Before emancipation, enslaved people were recorded as property. In most cases, those records did not include last names; instead, they included first names and monikers given to enslaved people by their enslavers.
When the formerly enslaved were legally permitted to choose their last names, only 40% chose the last names of their former enslavers — possibly to maintain familial connections, according to Stevenson.
Others chose names connected to historical figures, acquaintances, or people in their lives, according to researchers. The most common last names chosen in the 1870 census were – Johnson, Smith, Williams, Jones and Brown, according to Equal Justice Initiative'a analysis of census records.

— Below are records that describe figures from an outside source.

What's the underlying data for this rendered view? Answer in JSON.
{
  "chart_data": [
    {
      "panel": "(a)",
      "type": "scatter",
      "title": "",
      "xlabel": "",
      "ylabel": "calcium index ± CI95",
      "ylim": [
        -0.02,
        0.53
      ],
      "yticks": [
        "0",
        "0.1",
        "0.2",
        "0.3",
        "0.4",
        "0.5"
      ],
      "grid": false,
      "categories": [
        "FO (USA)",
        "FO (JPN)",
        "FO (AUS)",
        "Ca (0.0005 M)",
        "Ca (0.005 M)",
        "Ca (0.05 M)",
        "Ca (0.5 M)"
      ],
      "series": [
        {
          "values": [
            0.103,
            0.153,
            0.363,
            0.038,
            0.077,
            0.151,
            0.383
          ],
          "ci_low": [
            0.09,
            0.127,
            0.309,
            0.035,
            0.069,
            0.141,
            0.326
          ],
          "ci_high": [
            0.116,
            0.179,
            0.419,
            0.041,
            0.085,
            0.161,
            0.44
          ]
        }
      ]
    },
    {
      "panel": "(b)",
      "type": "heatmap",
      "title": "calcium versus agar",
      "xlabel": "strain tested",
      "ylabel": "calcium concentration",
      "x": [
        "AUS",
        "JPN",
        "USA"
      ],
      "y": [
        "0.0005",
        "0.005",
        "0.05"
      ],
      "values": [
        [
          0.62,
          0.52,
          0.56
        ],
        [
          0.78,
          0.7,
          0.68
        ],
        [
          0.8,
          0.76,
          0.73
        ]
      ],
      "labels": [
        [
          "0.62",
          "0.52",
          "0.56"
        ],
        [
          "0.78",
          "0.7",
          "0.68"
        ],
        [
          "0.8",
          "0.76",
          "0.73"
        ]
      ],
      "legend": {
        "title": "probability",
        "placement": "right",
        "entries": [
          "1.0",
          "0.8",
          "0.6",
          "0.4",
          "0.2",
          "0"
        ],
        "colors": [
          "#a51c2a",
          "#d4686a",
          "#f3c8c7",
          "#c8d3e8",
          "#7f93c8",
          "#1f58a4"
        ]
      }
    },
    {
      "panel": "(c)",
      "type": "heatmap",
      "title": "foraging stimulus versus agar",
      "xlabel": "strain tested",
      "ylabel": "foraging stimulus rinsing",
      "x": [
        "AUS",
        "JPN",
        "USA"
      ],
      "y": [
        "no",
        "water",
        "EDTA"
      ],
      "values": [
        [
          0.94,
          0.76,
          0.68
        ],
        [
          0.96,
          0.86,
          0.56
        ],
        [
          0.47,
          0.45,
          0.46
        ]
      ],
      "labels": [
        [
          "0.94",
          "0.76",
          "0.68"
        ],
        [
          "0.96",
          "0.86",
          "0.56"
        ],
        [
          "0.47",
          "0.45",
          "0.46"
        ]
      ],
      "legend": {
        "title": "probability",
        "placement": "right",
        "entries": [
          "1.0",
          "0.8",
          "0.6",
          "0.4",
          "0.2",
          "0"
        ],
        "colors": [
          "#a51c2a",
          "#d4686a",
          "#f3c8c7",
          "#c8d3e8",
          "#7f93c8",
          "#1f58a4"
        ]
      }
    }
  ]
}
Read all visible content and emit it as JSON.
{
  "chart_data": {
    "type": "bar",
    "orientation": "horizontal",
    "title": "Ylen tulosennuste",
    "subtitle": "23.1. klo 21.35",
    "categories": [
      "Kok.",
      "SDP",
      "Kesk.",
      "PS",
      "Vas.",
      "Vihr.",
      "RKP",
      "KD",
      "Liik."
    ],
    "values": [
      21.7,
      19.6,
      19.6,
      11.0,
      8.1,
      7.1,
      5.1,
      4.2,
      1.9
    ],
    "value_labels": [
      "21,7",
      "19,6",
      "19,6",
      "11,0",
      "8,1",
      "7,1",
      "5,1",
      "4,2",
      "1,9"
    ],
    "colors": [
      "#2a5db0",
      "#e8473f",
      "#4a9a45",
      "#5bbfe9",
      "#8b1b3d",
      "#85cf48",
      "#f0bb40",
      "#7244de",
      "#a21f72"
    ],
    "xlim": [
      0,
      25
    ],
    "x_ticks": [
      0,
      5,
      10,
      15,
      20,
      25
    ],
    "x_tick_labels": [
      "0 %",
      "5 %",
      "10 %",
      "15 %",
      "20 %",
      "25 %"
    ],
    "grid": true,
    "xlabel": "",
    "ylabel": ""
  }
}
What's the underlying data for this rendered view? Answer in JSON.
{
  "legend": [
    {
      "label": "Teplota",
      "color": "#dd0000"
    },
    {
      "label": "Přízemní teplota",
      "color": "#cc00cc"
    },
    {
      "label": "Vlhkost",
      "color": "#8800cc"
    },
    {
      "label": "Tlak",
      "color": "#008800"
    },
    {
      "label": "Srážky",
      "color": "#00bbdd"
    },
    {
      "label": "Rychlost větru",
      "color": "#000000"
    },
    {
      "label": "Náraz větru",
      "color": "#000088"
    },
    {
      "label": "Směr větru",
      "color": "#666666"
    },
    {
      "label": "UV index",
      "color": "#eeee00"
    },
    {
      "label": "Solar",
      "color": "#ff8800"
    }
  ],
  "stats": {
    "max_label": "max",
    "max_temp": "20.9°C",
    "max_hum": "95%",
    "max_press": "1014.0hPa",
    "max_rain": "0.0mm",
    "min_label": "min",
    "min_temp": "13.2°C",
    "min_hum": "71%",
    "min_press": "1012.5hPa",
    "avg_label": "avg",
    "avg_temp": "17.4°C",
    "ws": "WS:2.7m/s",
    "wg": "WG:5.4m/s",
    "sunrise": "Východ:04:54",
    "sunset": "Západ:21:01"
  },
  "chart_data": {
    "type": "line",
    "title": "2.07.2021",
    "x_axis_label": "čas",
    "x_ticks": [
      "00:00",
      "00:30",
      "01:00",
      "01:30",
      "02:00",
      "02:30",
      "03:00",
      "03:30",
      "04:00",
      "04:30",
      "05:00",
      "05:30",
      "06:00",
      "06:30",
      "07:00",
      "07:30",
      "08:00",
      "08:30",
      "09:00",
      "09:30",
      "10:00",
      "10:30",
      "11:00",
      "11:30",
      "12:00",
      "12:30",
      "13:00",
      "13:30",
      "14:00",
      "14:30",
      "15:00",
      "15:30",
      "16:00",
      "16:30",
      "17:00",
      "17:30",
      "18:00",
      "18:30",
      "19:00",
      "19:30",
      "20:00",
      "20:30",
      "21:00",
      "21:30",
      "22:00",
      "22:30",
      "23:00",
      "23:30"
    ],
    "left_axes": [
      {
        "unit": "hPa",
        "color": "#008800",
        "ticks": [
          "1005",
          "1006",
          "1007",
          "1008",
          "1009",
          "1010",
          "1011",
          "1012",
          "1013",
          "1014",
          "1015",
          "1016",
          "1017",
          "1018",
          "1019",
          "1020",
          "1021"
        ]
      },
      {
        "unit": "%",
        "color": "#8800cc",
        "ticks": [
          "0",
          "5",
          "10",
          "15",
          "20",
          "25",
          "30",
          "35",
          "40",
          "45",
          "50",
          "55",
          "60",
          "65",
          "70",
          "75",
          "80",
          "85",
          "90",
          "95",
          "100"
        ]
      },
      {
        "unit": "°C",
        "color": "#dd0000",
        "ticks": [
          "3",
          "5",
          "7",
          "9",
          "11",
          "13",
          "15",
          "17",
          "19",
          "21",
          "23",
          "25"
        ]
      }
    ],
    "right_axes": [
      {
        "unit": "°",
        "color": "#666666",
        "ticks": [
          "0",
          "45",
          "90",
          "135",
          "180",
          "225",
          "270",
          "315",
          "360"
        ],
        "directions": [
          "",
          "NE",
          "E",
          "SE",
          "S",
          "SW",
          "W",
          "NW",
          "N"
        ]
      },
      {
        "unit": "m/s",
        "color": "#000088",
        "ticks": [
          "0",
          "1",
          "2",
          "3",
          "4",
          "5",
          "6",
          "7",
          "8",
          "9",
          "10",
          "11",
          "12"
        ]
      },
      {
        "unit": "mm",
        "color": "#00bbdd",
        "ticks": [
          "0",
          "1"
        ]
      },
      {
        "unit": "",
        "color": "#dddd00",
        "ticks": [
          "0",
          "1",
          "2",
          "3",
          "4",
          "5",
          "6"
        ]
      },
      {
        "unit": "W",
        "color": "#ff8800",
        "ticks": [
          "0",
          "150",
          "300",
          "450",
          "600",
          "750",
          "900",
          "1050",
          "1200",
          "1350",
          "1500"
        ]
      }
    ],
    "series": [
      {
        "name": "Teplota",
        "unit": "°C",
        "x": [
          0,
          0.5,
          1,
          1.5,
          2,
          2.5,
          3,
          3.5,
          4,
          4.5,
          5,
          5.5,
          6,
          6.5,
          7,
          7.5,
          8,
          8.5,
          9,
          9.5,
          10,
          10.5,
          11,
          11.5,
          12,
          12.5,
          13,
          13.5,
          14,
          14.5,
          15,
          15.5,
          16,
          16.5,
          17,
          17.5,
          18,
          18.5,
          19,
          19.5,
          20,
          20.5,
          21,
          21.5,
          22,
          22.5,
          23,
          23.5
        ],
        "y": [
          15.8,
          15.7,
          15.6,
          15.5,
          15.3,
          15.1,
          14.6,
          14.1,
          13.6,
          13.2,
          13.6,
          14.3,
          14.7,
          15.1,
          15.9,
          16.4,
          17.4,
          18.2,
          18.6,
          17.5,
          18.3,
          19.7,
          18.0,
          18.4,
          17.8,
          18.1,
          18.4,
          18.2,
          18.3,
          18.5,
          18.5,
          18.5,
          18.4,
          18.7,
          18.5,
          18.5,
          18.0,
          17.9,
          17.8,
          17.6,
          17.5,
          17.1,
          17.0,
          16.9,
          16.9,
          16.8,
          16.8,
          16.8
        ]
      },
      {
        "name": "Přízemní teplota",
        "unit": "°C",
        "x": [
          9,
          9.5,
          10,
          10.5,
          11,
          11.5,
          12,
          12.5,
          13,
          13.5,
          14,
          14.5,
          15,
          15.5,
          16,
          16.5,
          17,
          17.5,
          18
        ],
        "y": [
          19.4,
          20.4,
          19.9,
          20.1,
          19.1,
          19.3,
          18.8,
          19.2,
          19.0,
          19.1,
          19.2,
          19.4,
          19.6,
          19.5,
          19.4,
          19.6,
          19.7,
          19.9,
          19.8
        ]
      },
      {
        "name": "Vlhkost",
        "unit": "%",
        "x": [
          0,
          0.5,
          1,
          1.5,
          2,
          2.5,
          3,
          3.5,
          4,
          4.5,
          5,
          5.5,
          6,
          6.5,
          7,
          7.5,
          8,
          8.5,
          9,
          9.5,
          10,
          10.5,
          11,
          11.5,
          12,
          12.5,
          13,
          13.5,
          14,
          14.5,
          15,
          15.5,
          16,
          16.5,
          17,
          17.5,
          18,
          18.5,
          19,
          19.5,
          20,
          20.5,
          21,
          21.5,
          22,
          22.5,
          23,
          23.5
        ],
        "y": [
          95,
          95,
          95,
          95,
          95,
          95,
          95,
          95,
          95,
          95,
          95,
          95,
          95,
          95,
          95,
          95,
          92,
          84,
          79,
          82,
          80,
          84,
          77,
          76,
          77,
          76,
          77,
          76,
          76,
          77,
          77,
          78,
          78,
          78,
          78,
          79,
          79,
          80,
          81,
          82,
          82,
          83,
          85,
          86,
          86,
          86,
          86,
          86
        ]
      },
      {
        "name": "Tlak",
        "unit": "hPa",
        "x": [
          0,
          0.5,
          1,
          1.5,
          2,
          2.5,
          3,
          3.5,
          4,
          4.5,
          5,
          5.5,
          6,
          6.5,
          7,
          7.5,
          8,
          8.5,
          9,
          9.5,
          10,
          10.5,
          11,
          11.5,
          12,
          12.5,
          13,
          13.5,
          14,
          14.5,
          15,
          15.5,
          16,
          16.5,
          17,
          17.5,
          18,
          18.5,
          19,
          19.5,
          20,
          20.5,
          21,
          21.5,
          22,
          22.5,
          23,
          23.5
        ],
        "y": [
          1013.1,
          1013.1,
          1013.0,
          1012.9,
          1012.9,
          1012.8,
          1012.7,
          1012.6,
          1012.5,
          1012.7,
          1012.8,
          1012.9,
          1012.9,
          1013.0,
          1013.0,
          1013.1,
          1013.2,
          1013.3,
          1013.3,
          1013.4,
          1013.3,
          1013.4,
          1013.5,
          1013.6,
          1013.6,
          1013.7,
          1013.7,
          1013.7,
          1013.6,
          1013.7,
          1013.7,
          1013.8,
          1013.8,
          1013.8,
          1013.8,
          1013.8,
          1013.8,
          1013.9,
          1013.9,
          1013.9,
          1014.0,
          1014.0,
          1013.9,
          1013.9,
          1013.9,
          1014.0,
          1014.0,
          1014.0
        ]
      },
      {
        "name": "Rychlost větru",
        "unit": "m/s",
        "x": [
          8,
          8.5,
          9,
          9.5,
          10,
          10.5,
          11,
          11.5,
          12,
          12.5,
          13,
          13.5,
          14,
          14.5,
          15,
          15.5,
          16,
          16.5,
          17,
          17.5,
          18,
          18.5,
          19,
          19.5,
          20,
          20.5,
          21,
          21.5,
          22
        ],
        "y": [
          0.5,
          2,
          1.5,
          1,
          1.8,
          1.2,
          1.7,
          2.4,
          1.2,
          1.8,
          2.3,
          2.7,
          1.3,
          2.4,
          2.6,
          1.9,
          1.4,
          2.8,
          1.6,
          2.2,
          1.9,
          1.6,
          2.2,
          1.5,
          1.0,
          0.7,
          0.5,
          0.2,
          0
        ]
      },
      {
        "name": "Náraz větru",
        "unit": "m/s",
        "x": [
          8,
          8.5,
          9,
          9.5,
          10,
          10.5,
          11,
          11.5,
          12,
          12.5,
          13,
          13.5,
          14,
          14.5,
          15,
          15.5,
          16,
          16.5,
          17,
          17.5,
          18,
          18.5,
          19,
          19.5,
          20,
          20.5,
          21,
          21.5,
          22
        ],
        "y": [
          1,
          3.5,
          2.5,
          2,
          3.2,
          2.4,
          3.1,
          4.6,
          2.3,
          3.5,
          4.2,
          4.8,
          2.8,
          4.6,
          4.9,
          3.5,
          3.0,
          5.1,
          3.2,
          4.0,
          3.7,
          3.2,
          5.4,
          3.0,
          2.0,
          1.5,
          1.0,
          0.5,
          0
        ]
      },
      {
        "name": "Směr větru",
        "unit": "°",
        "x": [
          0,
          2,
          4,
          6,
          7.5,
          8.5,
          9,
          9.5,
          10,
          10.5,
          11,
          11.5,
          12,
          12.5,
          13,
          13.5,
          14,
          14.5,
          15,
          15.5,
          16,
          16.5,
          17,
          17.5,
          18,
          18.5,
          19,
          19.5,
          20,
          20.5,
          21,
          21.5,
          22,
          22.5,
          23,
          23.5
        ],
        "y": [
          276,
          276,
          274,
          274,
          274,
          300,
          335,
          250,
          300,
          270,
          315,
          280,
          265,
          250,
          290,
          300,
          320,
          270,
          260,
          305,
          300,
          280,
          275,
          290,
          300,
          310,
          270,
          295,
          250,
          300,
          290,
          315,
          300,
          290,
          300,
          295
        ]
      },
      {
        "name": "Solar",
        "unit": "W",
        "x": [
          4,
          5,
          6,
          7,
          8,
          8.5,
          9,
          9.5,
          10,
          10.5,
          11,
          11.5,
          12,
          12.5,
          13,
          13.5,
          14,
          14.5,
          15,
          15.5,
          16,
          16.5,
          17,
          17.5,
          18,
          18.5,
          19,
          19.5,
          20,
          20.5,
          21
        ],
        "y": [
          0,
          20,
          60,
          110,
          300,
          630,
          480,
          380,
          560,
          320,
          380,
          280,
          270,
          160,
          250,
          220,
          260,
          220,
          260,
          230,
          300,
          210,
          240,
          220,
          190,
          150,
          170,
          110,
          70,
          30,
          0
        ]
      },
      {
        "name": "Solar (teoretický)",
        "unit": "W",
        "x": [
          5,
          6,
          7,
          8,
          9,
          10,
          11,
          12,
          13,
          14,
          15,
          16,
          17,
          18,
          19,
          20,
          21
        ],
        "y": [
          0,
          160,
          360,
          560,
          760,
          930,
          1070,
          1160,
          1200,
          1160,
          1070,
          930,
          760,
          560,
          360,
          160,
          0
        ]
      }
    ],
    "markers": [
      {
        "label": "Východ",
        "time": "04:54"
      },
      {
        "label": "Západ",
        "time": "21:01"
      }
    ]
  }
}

A winding path leads visitors though a garden of artifacts. Life-sized sculptures of a woman and children in a cotton field are paired with a sculpture of a chromed arm holding a police baton. Stevenson says the park is designed to tell a continuous story, instead of detached installations. He added the park is part of a "path to something better."
"What sculptors and artists have helped us do is to depict the brutality of slavery but the humanity of the enslaved," Stevenson said.
The Equal Justice Initiative's National Memorial for Peace and Justice opened in 2018. It captures the brutality and the scale of lynchings throughout the American South. More than 4,000 Black men, women and children were killed by white mobs between 1877 and 1950. Most were in response to perceived infractions – walking behind a white woman, attempting to quit a job, reporting a crime or organizing sharecroppers, CNN previously reported.
In 2021, the Legacy Museum expanded and opened a new space to tell the story of racial injustice from enslavement to mass incarceration. Visitors can listen to first person accounts of both.
"I think to know that you are the heir of people who found a way to survive, who found a way to overcome all of the hardship who found a way …. to love in the midst of all of this is something that, that should generate pride," Stevenson said.